Summary — HB 5239 (House Bill No. 5239)
Status / procedural history
- Filed: March 14, 2025
- Read first time: April 7, 2025 (and again listed Nov 6, 2025)
- Referred to committees: Homeland Security, Public Safety & Veterans' Affairs (Apr 7 entry); Committee on Economic Competitiveness (Nov 6 entry)
- Bill electronically reproduced: November 6, 2025
- House sponsors: Rep. Luke Meerman and co-sponsors
Purpose
- HB 5239 (an amendment to the Michigan Savings Bank Act, 1996 PA 354) makes two types of changes:
1. Technical/statutory clarifications on supervisory fees assessed on savings banks (amends section 210).
2. Adds a new Section 401a that prohibits savings banks from denying, restricting, or cancelling financial services to agriculture producers on the basis of certain environmental factors (adds a statutory protection related to banks’ environmental, social, and governance — ESG — commitments).
Key provisions
- Amendments to section 210 (supervisory fees)
- Commissioner will periodically establish a schedule of supervisory fees for savings banks.
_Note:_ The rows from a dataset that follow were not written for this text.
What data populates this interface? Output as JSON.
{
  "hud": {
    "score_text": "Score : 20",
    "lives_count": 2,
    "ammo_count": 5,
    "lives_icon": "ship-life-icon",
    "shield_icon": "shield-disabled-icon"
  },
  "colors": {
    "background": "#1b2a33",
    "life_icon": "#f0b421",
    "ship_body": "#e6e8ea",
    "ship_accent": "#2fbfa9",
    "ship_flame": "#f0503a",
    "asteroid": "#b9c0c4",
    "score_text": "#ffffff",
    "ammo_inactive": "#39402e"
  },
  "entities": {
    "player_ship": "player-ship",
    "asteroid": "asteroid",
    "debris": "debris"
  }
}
- Fee cap: no more than $0.25 per $1,000 of total assets (as reported on Dec. 31 of the prior year), except for a minimum fee.
- Minimum annual supervisory fee: not less than $1,000.
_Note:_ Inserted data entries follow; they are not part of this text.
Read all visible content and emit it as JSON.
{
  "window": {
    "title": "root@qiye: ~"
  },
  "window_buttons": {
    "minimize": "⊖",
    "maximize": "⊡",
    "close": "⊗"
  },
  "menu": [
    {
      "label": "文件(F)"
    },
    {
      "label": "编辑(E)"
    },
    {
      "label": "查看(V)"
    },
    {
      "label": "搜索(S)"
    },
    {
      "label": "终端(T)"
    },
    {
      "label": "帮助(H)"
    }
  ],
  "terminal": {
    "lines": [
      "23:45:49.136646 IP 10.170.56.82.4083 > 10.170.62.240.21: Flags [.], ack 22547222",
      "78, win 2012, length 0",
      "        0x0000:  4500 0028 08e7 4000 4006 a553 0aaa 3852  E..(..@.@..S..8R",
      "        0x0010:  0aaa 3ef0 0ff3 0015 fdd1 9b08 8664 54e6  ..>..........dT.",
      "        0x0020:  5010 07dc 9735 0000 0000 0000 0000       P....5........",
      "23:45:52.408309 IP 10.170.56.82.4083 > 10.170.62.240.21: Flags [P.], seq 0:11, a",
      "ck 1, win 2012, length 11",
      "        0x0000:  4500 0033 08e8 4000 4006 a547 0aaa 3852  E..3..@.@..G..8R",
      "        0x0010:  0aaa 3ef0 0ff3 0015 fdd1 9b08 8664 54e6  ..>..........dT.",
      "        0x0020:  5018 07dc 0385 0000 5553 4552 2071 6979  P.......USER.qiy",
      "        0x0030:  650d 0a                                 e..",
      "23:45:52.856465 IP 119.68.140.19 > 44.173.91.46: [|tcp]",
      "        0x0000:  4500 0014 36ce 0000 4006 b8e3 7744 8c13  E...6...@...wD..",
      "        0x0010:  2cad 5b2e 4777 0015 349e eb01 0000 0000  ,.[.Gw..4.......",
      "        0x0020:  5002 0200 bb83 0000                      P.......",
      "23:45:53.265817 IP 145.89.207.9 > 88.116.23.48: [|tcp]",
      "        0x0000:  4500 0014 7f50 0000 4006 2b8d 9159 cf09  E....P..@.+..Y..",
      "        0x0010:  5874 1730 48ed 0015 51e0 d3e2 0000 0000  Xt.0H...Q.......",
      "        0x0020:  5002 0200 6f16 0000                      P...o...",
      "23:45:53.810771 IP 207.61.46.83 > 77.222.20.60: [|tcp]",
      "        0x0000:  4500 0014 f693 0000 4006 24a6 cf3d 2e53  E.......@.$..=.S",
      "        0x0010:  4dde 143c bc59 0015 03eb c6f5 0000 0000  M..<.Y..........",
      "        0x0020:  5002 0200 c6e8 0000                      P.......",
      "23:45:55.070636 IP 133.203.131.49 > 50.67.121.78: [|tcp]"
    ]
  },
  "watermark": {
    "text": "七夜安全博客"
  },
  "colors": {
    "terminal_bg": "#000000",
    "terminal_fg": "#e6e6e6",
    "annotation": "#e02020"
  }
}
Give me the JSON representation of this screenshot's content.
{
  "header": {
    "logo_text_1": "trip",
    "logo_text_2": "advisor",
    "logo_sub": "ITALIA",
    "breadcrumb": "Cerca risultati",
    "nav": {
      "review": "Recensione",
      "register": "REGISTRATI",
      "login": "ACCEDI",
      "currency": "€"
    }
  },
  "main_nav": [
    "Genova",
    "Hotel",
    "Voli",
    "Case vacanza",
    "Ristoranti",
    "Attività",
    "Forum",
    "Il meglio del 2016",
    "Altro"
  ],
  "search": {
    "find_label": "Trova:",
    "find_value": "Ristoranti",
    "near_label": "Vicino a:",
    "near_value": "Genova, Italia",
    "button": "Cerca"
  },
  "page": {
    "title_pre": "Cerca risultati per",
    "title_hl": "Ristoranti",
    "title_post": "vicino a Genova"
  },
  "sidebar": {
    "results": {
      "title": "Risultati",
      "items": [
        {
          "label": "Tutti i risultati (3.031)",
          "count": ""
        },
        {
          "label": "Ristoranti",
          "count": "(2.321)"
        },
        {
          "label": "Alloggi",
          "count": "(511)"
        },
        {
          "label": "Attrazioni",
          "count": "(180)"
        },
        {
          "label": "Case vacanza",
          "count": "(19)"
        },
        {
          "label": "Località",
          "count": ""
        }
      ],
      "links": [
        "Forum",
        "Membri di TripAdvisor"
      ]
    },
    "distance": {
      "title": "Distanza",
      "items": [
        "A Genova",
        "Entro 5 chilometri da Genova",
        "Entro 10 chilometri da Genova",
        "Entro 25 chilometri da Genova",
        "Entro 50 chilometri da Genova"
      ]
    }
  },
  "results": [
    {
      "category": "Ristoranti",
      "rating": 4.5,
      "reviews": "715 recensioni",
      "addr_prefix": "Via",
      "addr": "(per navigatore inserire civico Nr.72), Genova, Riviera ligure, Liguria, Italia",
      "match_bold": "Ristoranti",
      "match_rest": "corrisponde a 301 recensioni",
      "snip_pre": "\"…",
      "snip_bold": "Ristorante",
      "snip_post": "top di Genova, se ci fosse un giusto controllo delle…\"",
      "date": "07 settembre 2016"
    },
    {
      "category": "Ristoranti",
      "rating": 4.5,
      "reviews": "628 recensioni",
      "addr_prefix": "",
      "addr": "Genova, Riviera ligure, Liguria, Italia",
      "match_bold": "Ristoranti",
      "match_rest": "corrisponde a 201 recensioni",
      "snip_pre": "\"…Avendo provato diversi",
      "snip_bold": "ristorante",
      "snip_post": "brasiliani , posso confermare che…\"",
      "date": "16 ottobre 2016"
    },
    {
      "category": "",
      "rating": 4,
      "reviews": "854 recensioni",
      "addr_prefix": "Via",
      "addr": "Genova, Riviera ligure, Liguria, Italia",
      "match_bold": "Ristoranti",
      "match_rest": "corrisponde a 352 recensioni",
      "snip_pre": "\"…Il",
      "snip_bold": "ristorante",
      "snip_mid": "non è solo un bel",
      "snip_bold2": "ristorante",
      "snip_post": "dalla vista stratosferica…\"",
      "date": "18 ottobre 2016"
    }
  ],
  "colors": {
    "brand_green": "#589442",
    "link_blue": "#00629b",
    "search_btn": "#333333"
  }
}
- Invoice issuance: commissioner to provide invoice by July 1 each year; payment due by August 15.
- Initial supervisory fee rules for converted and newly chartered banks clarified.
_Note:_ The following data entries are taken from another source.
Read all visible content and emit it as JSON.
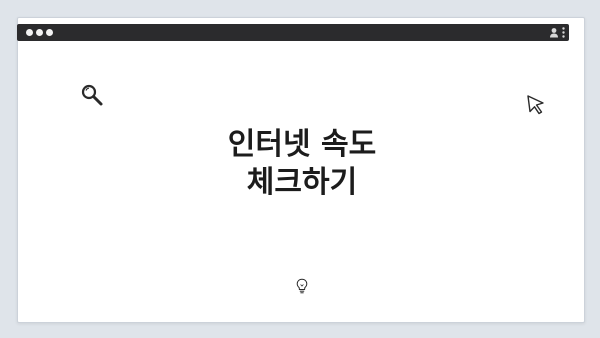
{
  "app": {
    "pager": {
      "count": 4
    },
    "titlebar": {
      "traffic_lights": [
        "dot",
        "dot",
        "dot"
      ],
      "icons": [
        "user-icon",
        "more-vertical-icon"
      ],
      "color": "#2b2b2d"
    },
    "content": {
      "headline": "인터넷 속도\n체크하기",
      "icons": [
        "search-icon",
        "cursor-icon",
        "lightbulb-icon"
      ]
    },
    "colors": {
      "background": "#dfe4ea",
      "window": "#ffffff",
      "text": "#1c1c1c"
    }
  }
}
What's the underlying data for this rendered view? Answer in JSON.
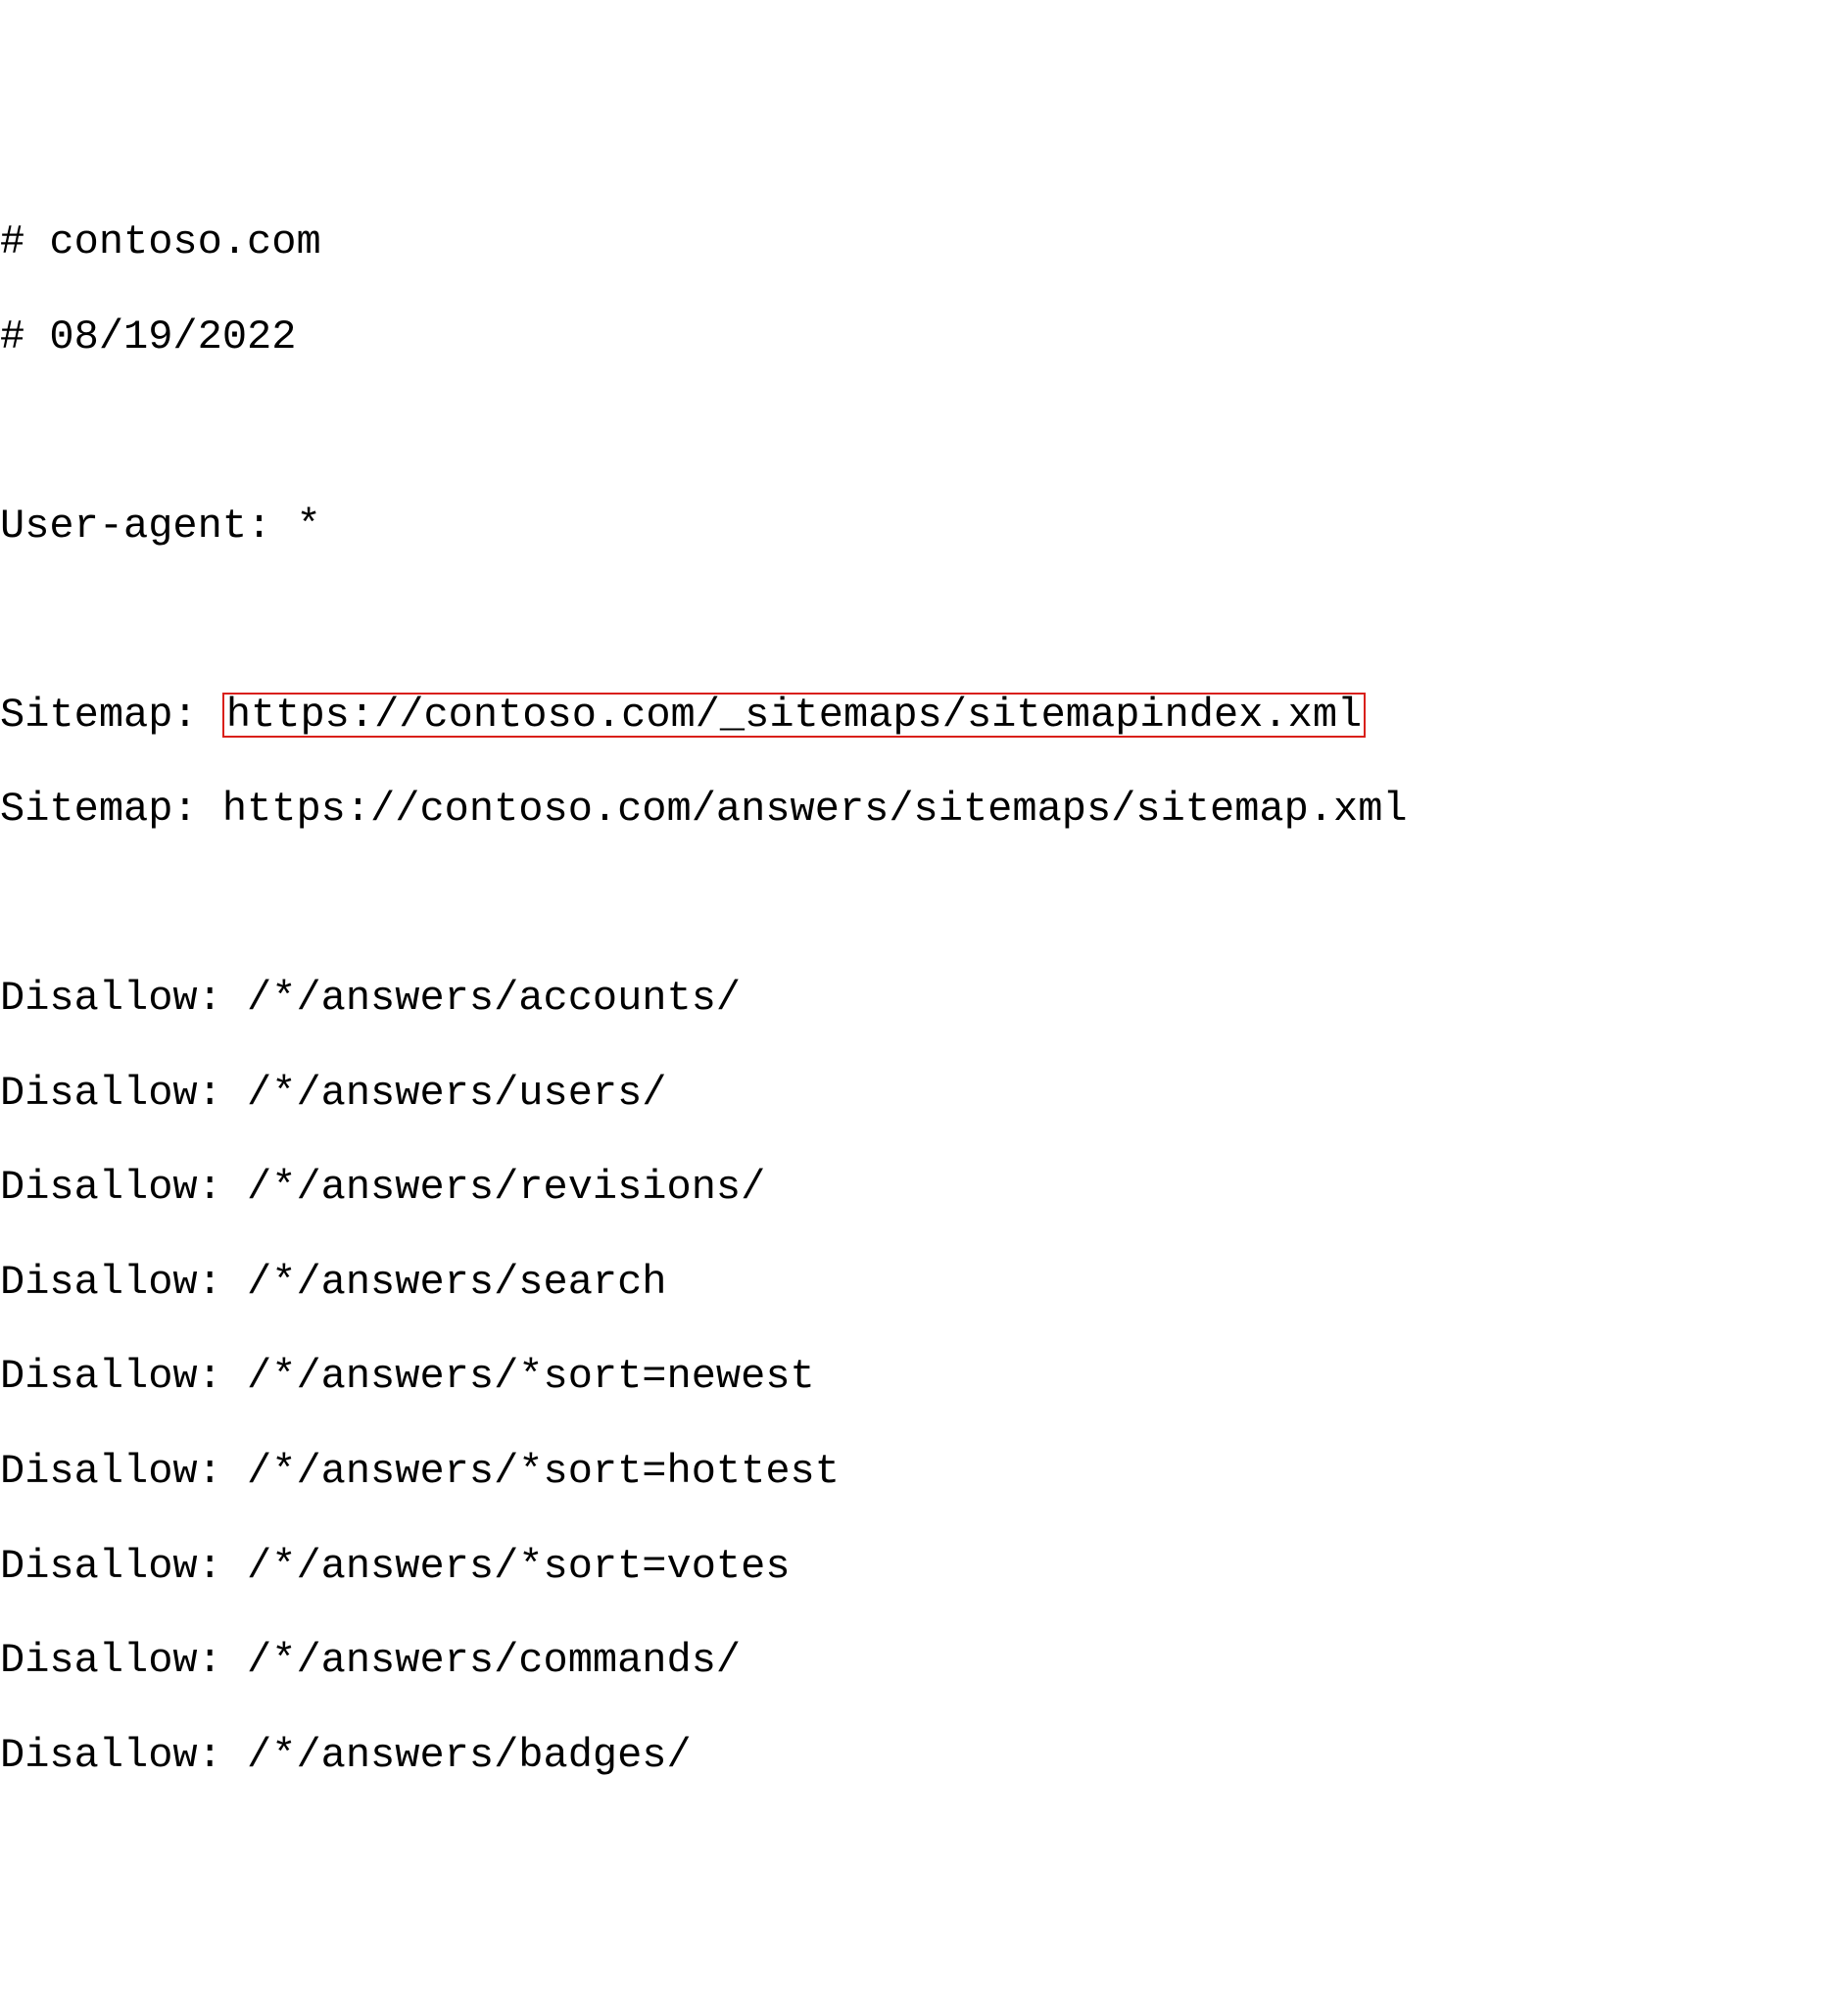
{
  "lines": {
    "comment_domain": "# contoso.com",
    "comment_date": "# 08/19/2022",
    "user_agent": "User-agent: *",
    "sitemap1_label": "Sitemap: ",
    "sitemap1_url": "https://contoso.com/_sitemaps/sitemapindex.xml",
    "sitemap2": "Sitemap: https://contoso.com/answers/sitemaps/sitemap.xml",
    "disallow1": "Disallow: /*/answers/accounts/",
    "disallow2": "Disallow: /*/answers/users/",
    "disallow3": "Disallow: /*/answers/revisions/",
    "disallow4": "Disallow: /*/answers/search",
    "disallow5": "Disallow: /*/answers/*sort=newest",
    "disallow6": "Disallow: /*/answers/*sort=hottest",
    "disallow7": "Disallow: /*/answers/*sort=votes",
    "disallow8": "Disallow: /*/answers/commands/",
    "disallow9": "Disallow: /*/answers/badges/"
  },
  "highlight_color": "#d9201a"
}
- Commissioner may set additional fees for applications, special evaluations, examinations, and related activities; those fees must equal the bureau’s estimated cost of the activity.
- Fees for document certification/notice service may be charged.
Unpaid fees/penalties may be recovered by action after notice; fees/penalties are nonrefundable and paid into the state treasury to the credit of the bureau for bureau operations.
New section 401a (restriction on denying services to agriculture producers)
Prohibition: A savings bank shall not deny, restrict, or cancel a “financial service” to an “agriculture producer” based in whole or in part on any of the following:
- the producer’s greenhouse gas emissions;
- the producer’s use of fossil fuel–derived fertilizer; or
- the producer’s use of fossil fuel–powered machinery.
Presumption of violation: If the savings bank has made an “environmental, social, and governance commitment” (ESG commitment), any denial/restriction/cancellation is presumed to violate the prohibition.
- Evidence of an ESG commitment may include advertising, public/private statements or reports, or participation in coalitions/initiatives that use business activity to further environmental/social/political goals.
Rebuttal: The presumption may be overcome only by clear and convincing evidence that the action was based solely on a documented ordinary business purpose, not related to an ESG commitment, and not intended to further environmental, social, or political goals.
Penalty: Violation subjects the savings bank to a civil fine of up to $10,000.
Definitions:
- “Agriculture producer” — a person who owns or operates a farm as defined in the Michigan Right to Farm Act (1981 PA 93, MCL 286.472).
- “Environmental, social, and governance commitment” — public or private commitments or participation that use market position to reduce/offset/disclose greenhouse gases or to achieve environmental standards beyond legal requirements, or participation in initiatives that encourage customers to meet environmental/social/political goals.
- “Financial service” — broadly defined to include lending, funds transfers, fiduciary activities, trading activities, deposit taking, and other financial products/services.
Who is affected
- Primary: state-chartered savings banks operating under the Michigan Savings Bank Act.
- Secondary: Michigan agriculture producers (farm owners/operators) who obtain financial services from state savings banks.
- Tertiary: banking bureaus responsible for fee collection and administration; organizations and coalitions associated with voluntary ESG initiatives.
Enforcement, penalties, and open questions
- The bill specifies a civil fine (up to $10,000) for violations but does not explicitly lay out an administrative enforcement process or identify the enforcing agency/process in Section 401a (the Savings Bank Act’s general enforcement structure may apply). The presumption/rebuttal standard is high — “clear and convincing evidence.”
- The bill creates a statutory presumption tying ESG commitments to prohibited discriminatory conduct against agriculture producers; banks would bear the burden to rebut.
Potential impacts (practical considerations)
- Limits banks’ ability to refuse or restrict services to farms on the basis of greenhouse gas–related policies or fossil-fuel usage, even where a bank has voluntary ESG commitments.
- Could affect how savings banks draft, disclose, or participate in ESG initiatives to avoid triggering the statutory presumption.
- May constrain the use of environmentally informed credit risk policies for agricultural lending unless banks can document ordinary business reasons.
- Administrative and compliance implications for savings banks to document lending decisions and for the bureau to handle fee administration and any enforcement actions.
Note: This summary focuses on the bill’s text and immediate legal mechanisms. It does not interpret constitutionality or predict legislative outcomes; further review may be needed to assess interactions with federal banking law, existing anti‑discrimination or consumer protection statutes, or regulatory prudential requirements.